Cascade in the Capitol: Testimony Regarding Grand Bargain Small Business Tax Cuts
Steve Buckstein presented the following testimony to the Joint Interim Committee on Special Session prior to the September 30th special session. The audio of the hearing is here. Steve’s testimony begins at 1:09:22. He was the first member of the public to testify on Legislative Concept 3, the revenue raising part of the so-called Special Session Grand Bargain. Each person was limited to two minutes of oral testimony:
Testimony Before the Joint Interim Committee
on Special Session in Favor of
Small Business Tax Cuts
by Steve Buckstein
Good morning, Co-chairs Courtney and Kotek and members of the Committee. My name is Steve Buckstein. I’m Senior Policy Analyst and founder of Cascade Policy Institute, which is a non-profit, non-partisan think tank based in Portland. Cascade’s mission is to develop and promote public policy alternatives that foster individual liberty, personal responsibility, and economic opportunity.
While I do not support the revenue raising portions of this legislation, reducing tax rates on small businesses is a very positive step that I urge you to take.
There was an instructive exchange on this topic on June 20th before the Senate Finance and Revenue Committee.* One tax cut opponent noted that he didn’t believe the person who fixes his washing machine was going to buy another truck and get another employee for his small business because of a reduction in his tax rate.

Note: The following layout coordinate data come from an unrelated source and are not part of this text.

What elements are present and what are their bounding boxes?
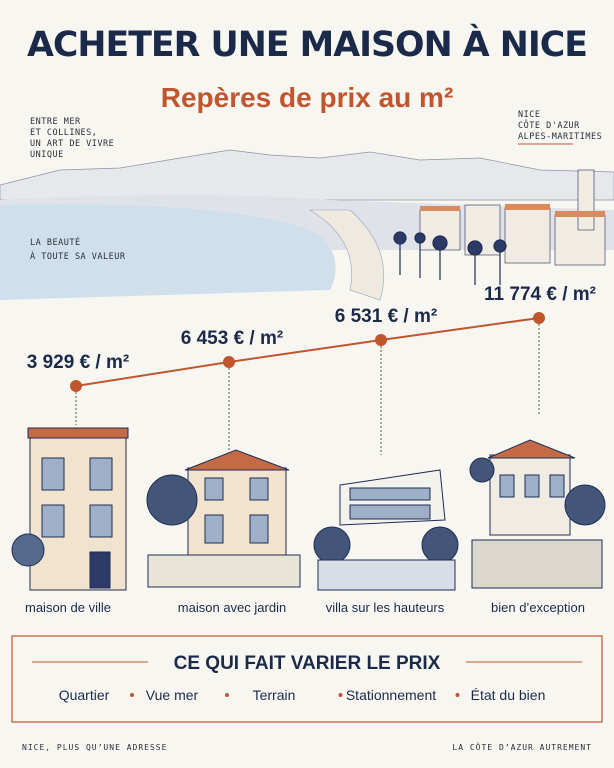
footer-right: LA CÔTE D’AZUR AUTREMENT bbox=[452, 741, 592, 752]
separator-dot bbox=[225, 693, 229, 697]
property-label: maison avec jardin bbox=[178, 600, 286, 615]
beauty-line: LA BEAUTÉ bbox=[30, 236, 81, 248]
factor: Terrain bbox=[253, 687, 296, 703]
property-label: maison de ville bbox=[25, 600, 111, 615]
separator-dot bbox=[455, 693, 460, 697]
landscape bbox=[0, 149, 614, 301]
tagline-line: ALPES-MARITIMES bbox=[518, 132, 602, 142]
price: 6 531 € / m² bbox=[335, 306, 437, 327]
price-dot bbox=[223, 356, 235, 368]
tagline-line: ENTRE MER bbox=[30, 117, 81, 127]
beauty-line: À TOUTE SA VALEUR bbox=[30, 250, 126, 262]
property-label: villa sur les hauteurs bbox=[326, 600, 445, 615]
beauty-text: LA BEAUTÉ À TOUTE SA VALEUR bbox=[30, 236, 126, 262]
factors-box bbox=[11, 635, 603, 723]
tagline-line: NICE bbox=[518, 110, 540, 120]
factor: Vue mer bbox=[146, 687, 199, 703]
price-line bbox=[75, 317, 540, 387]
footer-left: NICE, PLUS QU’UNE ADRESSE bbox=[22, 743, 167, 752]
tagline-line: ET COLLINES, bbox=[30, 128, 97, 138]
factors-title: CE QUI FAIT VARIER LE PRIX bbox=[174, 653, 441, 674]
price-dot bbox=[533, 312, 545, 324]
tagline-line: UN ART DE VIVRE bbox=[30, 139, 114, 149]
illustrations bbox=[11, 427, 606, 591]
property-label: bien d’exception bbox=[491, 600, 585, 615]
title: ACHETER UNE MAISON À NICE bbox=[27, 23, 587, 65]
tagline-line: CÔTE D'AZUR bbox=[518, 119, 580, 131]
separator-dot bbox=[130, 693, 134, 697]
separator-dot bbox=[338, 693, 343, 697]
tagline-line: UNIQUE bbox=[30, 150, 64, 160]
price-dot bbox=[375, 334, 387, 346]
factor: État du bien bbox=[471, 687, 546, 703]
price: 3 929 € / m² bbox=[27, 352, 129, 373]
subtitle: Repères de prix au m² bbox=[161, 82, 454, 113]
price: 6 453 € / m² bbox=[181, 328, 283, 349]
properties: 3 929 € / m² maison de ville 6 453 € / m² m… bbox=[25, 284, 596, 615]
price: 11 774 € / m² bbox=[484, 284, 596, 305]
factor: Stationnement bbox=[346, 687, 436, 703]
factors-items: Quartier Vue mer Terrain Stationnement État … bbox=[59, 687, 546, 703]
factor: Quartier bbox=[59, 687, 110, 703]
price-dot bbox=[70, 380, 82, 392]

I then told the committee that while this one repair man may not change his economic behavior, a tax cut just might be the deciding factor for some entrepreneur to locate a new washing machine manufacturing plant here, hiring dozens or hundreds of Oregonians.
We need to understand that in this modern world, people and capital are mobile. Investors and businesspeople change their behavior based on the incentives and disincentives they face. Oregon’s high tax rates shine like a big STOP sign at every border, warning high-income people and many businesses that the cost of staying here or coming here may be too high compared to other states.
So, rather than rely on taxing others more to generate revenue, rely on the fact that lowering small business tax rates will make Oregon more business friendly, thus generating jobs and more tax revenue.
I have it on good authority that each of you would like to take credit for creating more jobs in this state. Here’s your chance.
* June 20th Hearing audio. The tax cut opponent’s repair man story begins at 1:25:40. My full testimony begins at 1:45:37 and my repair man story rebuttal starts at 1:47:40.